New Features of the Edison XC30 - Differences from Hopper
While the Edison and Hopper systems have similar programming environments and software, there are some key architectural differences between the two systems. This page describes those differences.
Compute nodes
Edison Phase I has a total of 16 cores on each compute node, compared to Hopper's 24. Edison, like Hopper, has two sockets on each compute node, but instead of four "NUMA" memory domains, Edison has only two. Edison uses Intel processors, unlike Hopper which has processors from AMD. Edison's processors have Intel Hyper-Threading (HT) enabled, which means you can run with 32 virtual cores per node. At run time you can decide to run with 16 cores per node (the default setting) or 32 virtual cores per node.
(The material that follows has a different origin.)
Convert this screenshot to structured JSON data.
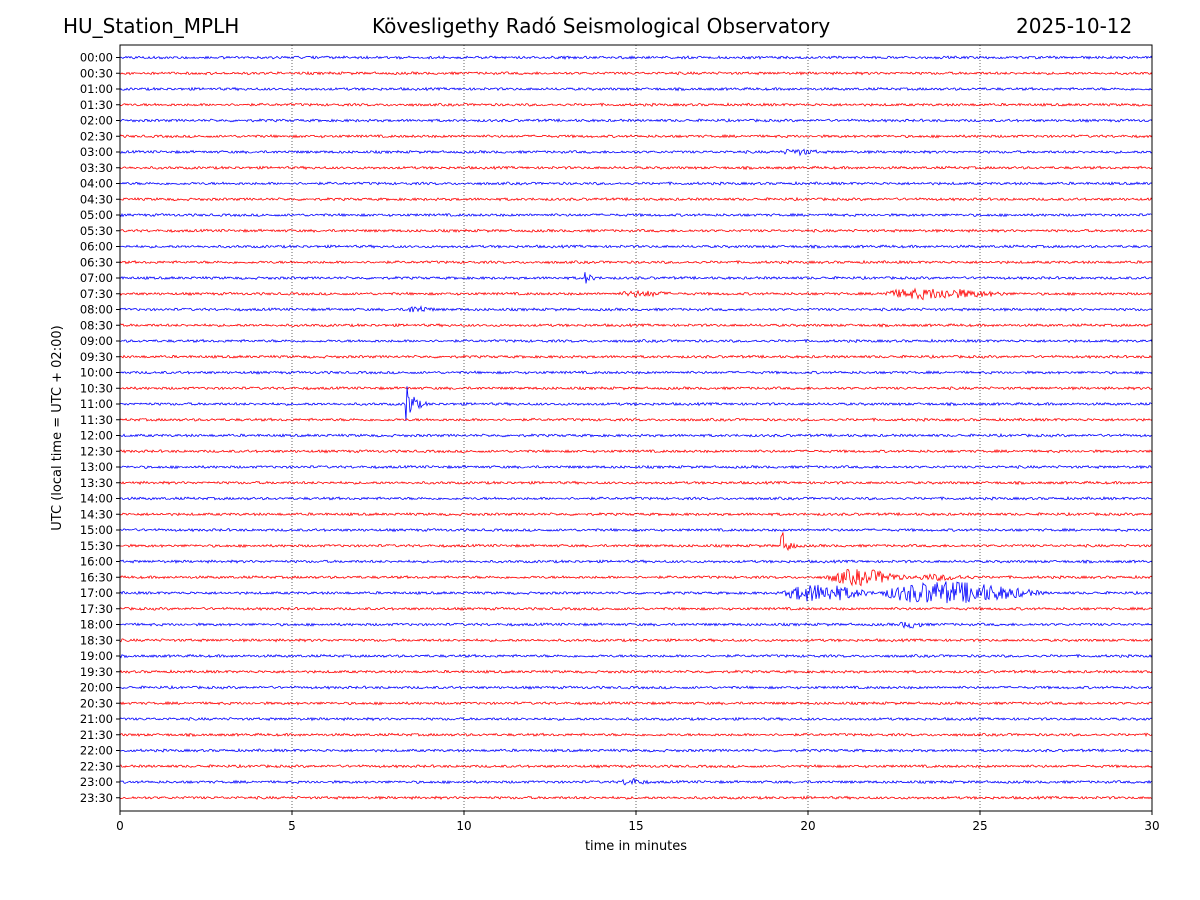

| Edison (Phase 1) | Hopper |
|---|---|
|
16 cores per node (32 virtual cores with Hyper-Threading) Dual-socket, 8-core node, Intel Xeon "Sandy Bridge" @ 2.6 GHz |
24 cores per node. Dual-socket, 12-core node, AMD Opteron @2.1 GHz |
| 64 GB memory per node (DDR3 1600 MHz memory) | 32 GB memory per node (DDR3 1333 MHz memory) |
| 664 nodes | 6384 nodes |
Aires Interconnect
Edison uses Cray's new Aires interconnect for inter-node communication, while Hopper uses the Cray Gemini network. Aires provides a higher bandwidth, lower latency interconnect than Gemini, and should exhibit reduced network congestion. Edison's Aires network is connected through a new "Dragonfly" topology, compared to Hopper's torus network. See the Technology section for more details.
External Login Nodes
Like Hopper, the Edison system has login nodes that are "external" to the main compute portion of the system. The login nodes on Edison have 512 GB of memory, compared to 128 GB on Hopper.
Summary
| Edison Phase I | Hopper |
|---|---|
| 6 quad-socket, quad-core nodes (16 cores per node w/ Hyper-Threading 32 virtual cores), Intel Xeon "Sandy Bridge" @ 2.0 GHz | 12 quad-socket, quad-core nodes (16 cores per node), AMD Opteron @2.0 GHz |
| 512 GB memory per login node | 128 GB memory per login node |
| Ability to login when system undergoing maintenance | Same |
| Ability to access /scratch, /project and /home file systm when system undergoing maintenance. | Same |
| Ability to submit jobs when system undergoing maintenance. Jobs are managed by a centralized, external, queuing system. | Yes, jobs are forwarded to the main system when it returns from maintenance. |
| 1 scratch file system ($SCRATCH), 1.6 PB, 35 GB/sec I/O bandwidth | 2 scratch file systems, each 1 PB, 35 GB/sec I/O bandwidth |
File Systems
The Edison file systems, $SCRATCH, $GSCRATCH, /project and $HOME do not rely on the main system being available . This allows you to access data when the system is down for maintenance. SCRATCH is a Lustre file system private to Edison. Two additional scratch file systems will be added when the Phase II system is delivered.